Tarik Jasarevic, a spokesperson for the United Nations health agency, told a news briefing in the Swiss city of Geneva on Friday that 1,410 people have been identified with cholera-like symptoms in ten provinces of Yemen, and the epidemic is concentrated in Ta’izz, Aden, Lahij, Hudaydah and Sana’a.
Cholera is an acute intestinal infection caused by ingestion of food or water contaminated with the bacterium Vibrio cholerae. It is a fast-developing infection that causes diarrhea, which can quickly lead to severe dehydration and death if treatment is not promptly provided.
Yemen's water and sewerage systems besides much of its health infrastructure have been destroyed in the wake of Saudi Arabia’s 18-month-long aerial bombardment campaign against the country.
The WHO announced in a Wednesday report that only 47 suspected cholera cases had tested positive, warning that the infection has spread beyond the capital Sana’a and affected nine other provinces.

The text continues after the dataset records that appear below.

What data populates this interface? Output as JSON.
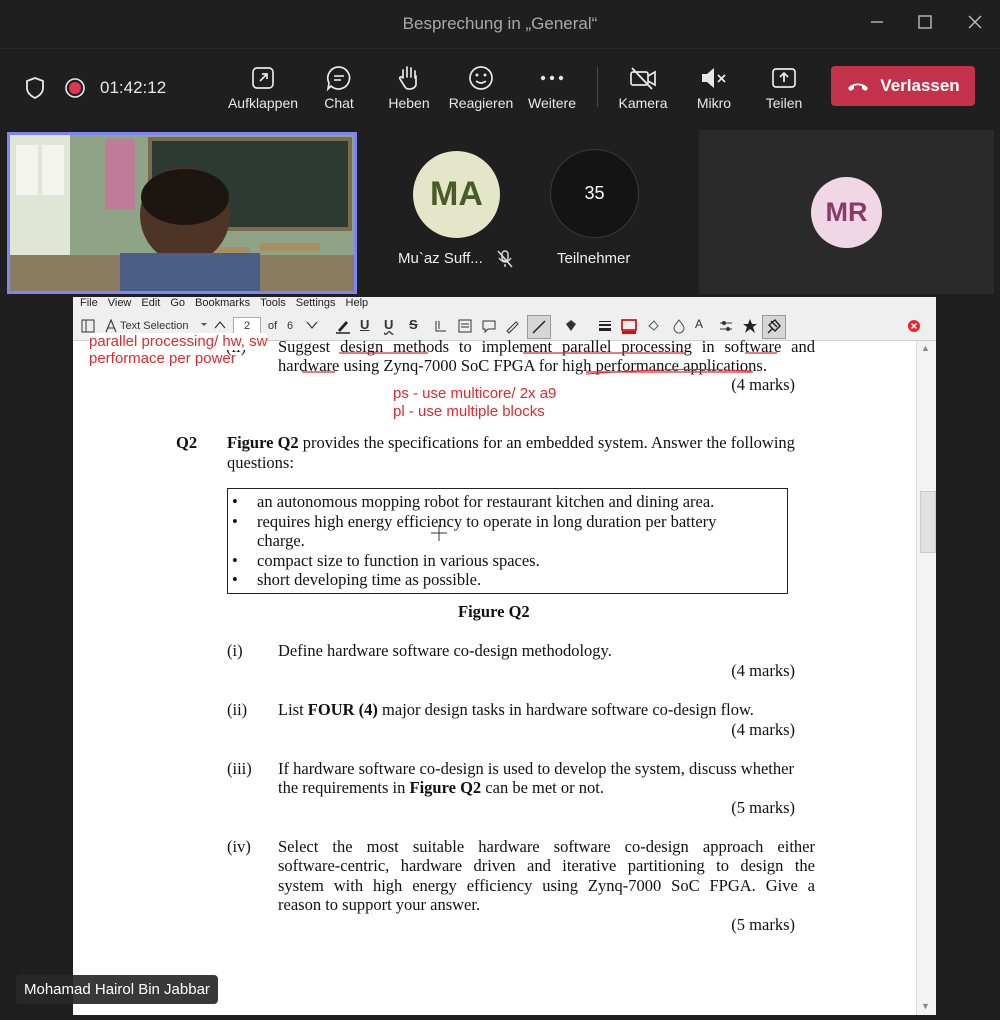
{
  "window": {
    "title": "Besprechung in „General“",
    "minimize_icon": "minimize-icon",
    "maximize_icon": "maximize-icon",
    "close_icon": "close-icon"
  },
  "meeting_toolbar": {
    "timer": "01:42:12",
    "items": [
      {
        "label": "Aufklappen",
        "icon": "pop-out-icon"
      },
      {
        "label": "Chat",
        "icon": "chat-icon"
      },
      {
        "label": "Heben",
        "icon": "raise-hand-icon"
      },
      {
        "label": "Reagieren",
        "icon": "react-icon"
      },
      {
        "label": "Weitere",
        "icon": "more-icon"
      },
      {
        "label": "Kamera",
        "icon": "camera-off-icon"
      },
      {
        "label": "Mikro",
        "icon": "mic-muted-icon"
      },
      {
        "label": "Teilen",
        "icon": "share-icon"
      }
    ],
    "leave_label": "Verlassen",
    "leave_color": "#c4314b"
  },
  "participants": {
    "ma_initials": "MA",
    "ma_name": "Mu`az Suff...",
    "ma_color": "#e3e6c8",
    "count": "35",
    "count_label": "Teilnehmer",
    "mr_initials": "MR",
    "mr_color": "#f0d7e6",
    "presenter_name": "Mohamad Hairol Bin Jabbar"
  },
  "viewer": {
    "menu": [
      "File",
      "View",
      "Edit",
      "Go",
      "Bookmarks",
      "Tools",
      "Settings",
      "Help"
    ],
    "mode_label": "Text Selection",
    "page_current": "2",
    "page_of": "of",
    "page_total": "6"
  },
  "document": {
    "q1_tail_num": "(ii)",
    "q1_line1": "Suggest design methods to implement parallel processing in software and",
    "q1_line2": "hardware using Zynq-7000 SoC FPGA for high performance applications.",
    "q1_marks": "(4 marks)",
    "ann_left_1": "parallel processing/ hw, sw",
    "ann_left_2": "performace per power",
    "ann_ps": "ps - use multicore/ 2x a9",
    "ann_pl": "pl - use multiple blocks",
    "q2_label": "Q2",
    "q2_bold": "Figure Q2",
    "q2_text_1": " provides the specifications for an embedded system. Answer the following",
    "q2_text_2": "questions:",
    "spec_bullets": [
      "an autonomous mopping robot for restaurant kitchen and dining area.",
      "requires high energy efficiency to operate in long duration per battery",
      "charge.",
      "compact size to function in various spaces.",
      "short developing time as possible."
    ],
    "figure_caption": "Figure Q2",
    "parts": [
      {
        "num": "(i)",
        "lines": [
          "Define hardware software co-design methodology."
        ],
        "marks": "(4 marks)"
      },
      {
        "num": "(ii)",
        "pre": "List ",
        "bold": "FOUR (4)",
        "post": " major design tasks in hardware software co-design flow.",
        "marks": "(4 marks)"
      },
      {
        "num": "(iii)",
        "line1": "If hardware software co-design is used to develop the system, discuss whether",
        "pre": "the requirements in ",
        "bold": "Figure Q2",
        "post": " can be met or not.",
        "marks": "(5 marks)"
      },
      {
        "num": "(iv)",
        "lines": [
          "Select the most suitable hardware software co-design approach either",
          "software-centric, hardware driven and iterative partitioning to design the",
          "system with high energy efficiency using Zynq-7000 SoC FPGA. Give a",
          "reason to support your answer."
        ],
        "marks": "(5 marks)"
      }
    ]
  }
}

The report added that children under the age of 10 account for half of the number of those who have contracted cholera.
Meanwhile, the United Nations Children's Fund (UNICEF) says 7.4 million Yemen children are in dire need of medical help, and 370,000 run the risk of severe acute malnutrition.
World Food Programme spokeswoman, Bettina Luescher, also urged Yemen’s warring sides on Friday to allow access to affected areas, arguing that her Rome-based humanitarian agency is constrained in providing more food to Yemenis due to a lack of funding and free movement.

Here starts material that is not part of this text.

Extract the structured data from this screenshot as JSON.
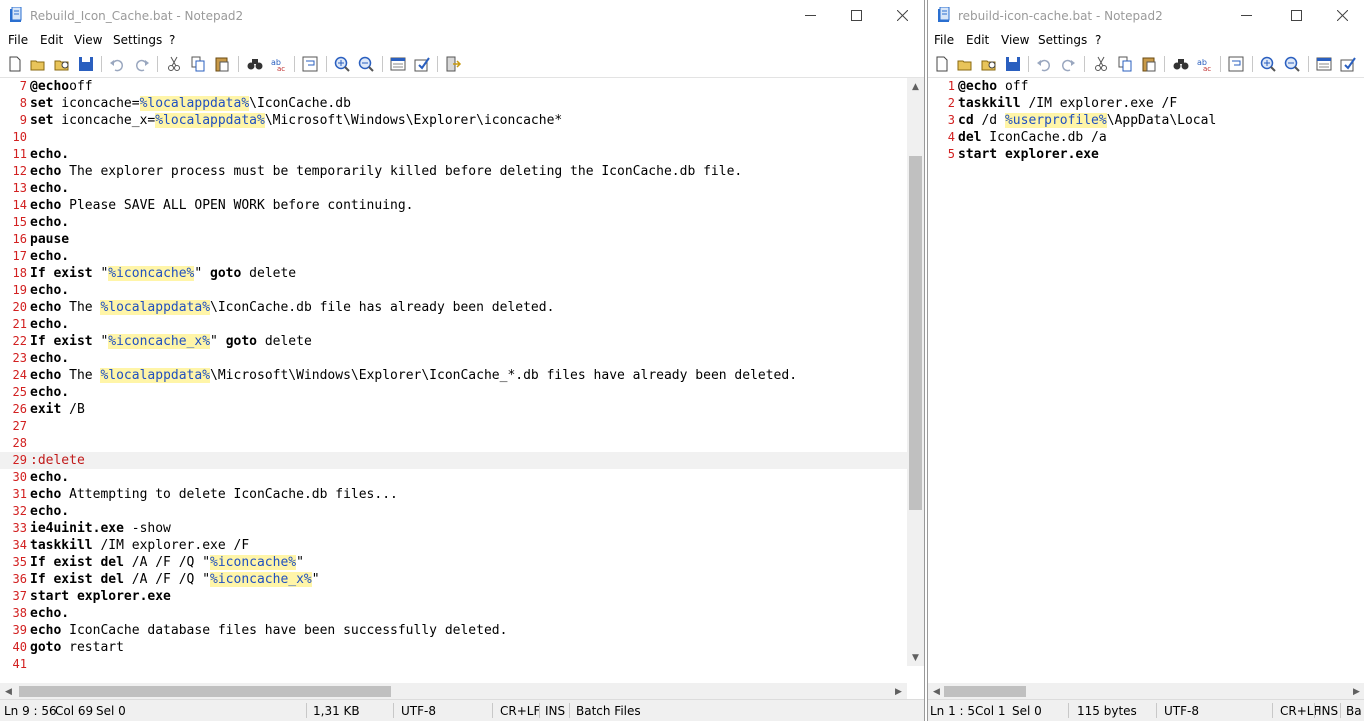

“We appeal to the world to help us do our job on the ground; we appeal to the fighting sides that humanitarians can get access to more areas. You know that the situation is complicated also, infrastructure has been damaged, ports have been damaged, it is difficult to get aid in, so any help we can get is highly appreciated,” she said.

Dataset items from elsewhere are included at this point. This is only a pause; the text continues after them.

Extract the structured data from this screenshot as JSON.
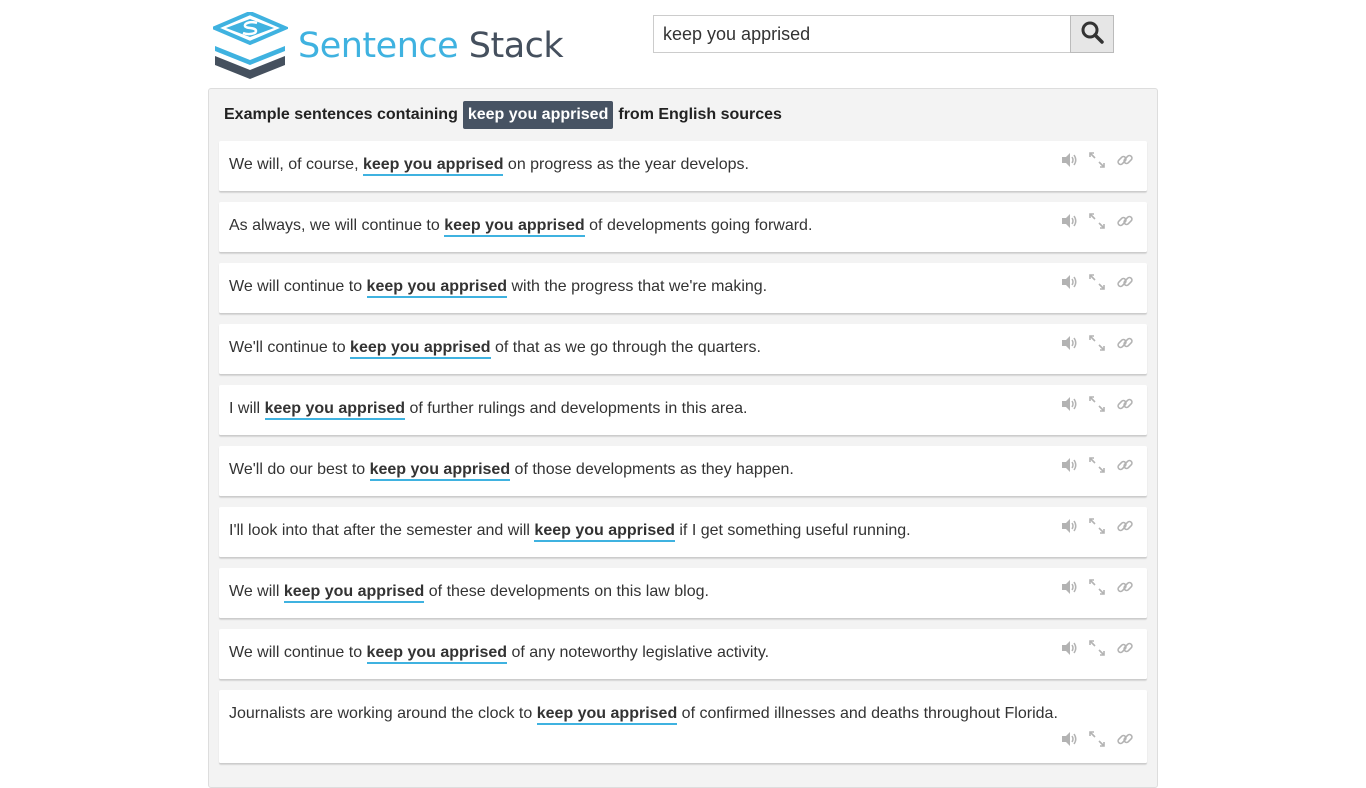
{
  "site": {
    "brand_word_1": "Sentence",
    "brand_word_2": "Stack"
  },
  "search": {
    "value": "keep you apprised",
    "placeholder": ""
  },
  "header": {
    "prefix": "Example sentences containing",
    "term": "keep you apprised",
    "suffix": "from English sources"
  },
  "icons": [
    "speaker-icon",
    "expand-icon",
    "link-icon",
    "search-icon"
  ],
  "colors": {
    "accent": "#3fb2e0",
    "dark": "#475363",
    "panel_bg": "#f3f3f3"
  },
  "sentences": [
    {
      "before": "We will, of course, ",
      "phrase": "keep you apprised",
      "after": " on progress as the year develops."
    },
    {
      "before": "As always, we will continue to ",
      "phrase": "keep you apprised",
      "after": " of developments going forward."
    },
    {
      "before": "We will continue to ",
      "phrase": "keep you apprised",
      "after": " with the progress that we're making."
    },
    {
      "before": "We'll continue to ",
      "phrase": "keep you apprised",
      "after": " of that as we go through the quarters."
    },
    {
      "before": "I will ",
      "phrase": "keep you apprised",
      "after": " of further rulings and developments in this area."
    },
    {
      "before": "We'll do our best to ",
      "phrase": "keep you apprised",
      "after": " of those developments as they happen."
    },
    {
      "before": "I'll look into that after the semester and will ",
      "phrase": "keep you apprised",
      "after": " if I get something useful running."
    },
    {
      "before": "We will ",
      "phrase": "keep you apprised",
      "after": " of these developments on this law blog."
    },
    {
      "before": "We will continue to ",
      "phrase": "keep you apprised",
      "after": " of any noteworthy legislative activity."
    },
    {
      "before": "Journalists are working around the clock to ",
      "phrase": "keep you apprised",
      "after": " of confirmed illnesses and deaths throughout Florida."
    }
  ]
}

The outbreak of cholera and scarcity of food supplies in Yemen coincide with Saudi Arabia’s atrocious airstrikes against the Arabian Peninsula state.
Three civilians lost their lives on Friday when Saudi fighter jets pounded a residential neighborhood in the Baqim district of the mountainous northwestern province of Sa’ada.
An unspecified number of people were also killed as Saudi warplanes bombarded two areas in the Nihm district of Sana’a Province.
Additionally, a Saudi airstrike against a family house in At Tuhayat district of Yemen's western and coastal province of Hudaydah left one person dead and eight others injured. There were six children among those injured in the assault.
Saudi Arabia has been engaged in the deadly campaign against Yemen since March 2015 in an attempt to bring back the former Yemeni government to power and undermine the Houthi Ansarullah movement.
The United Nations puts the death toll from the military aggression at about 10,000.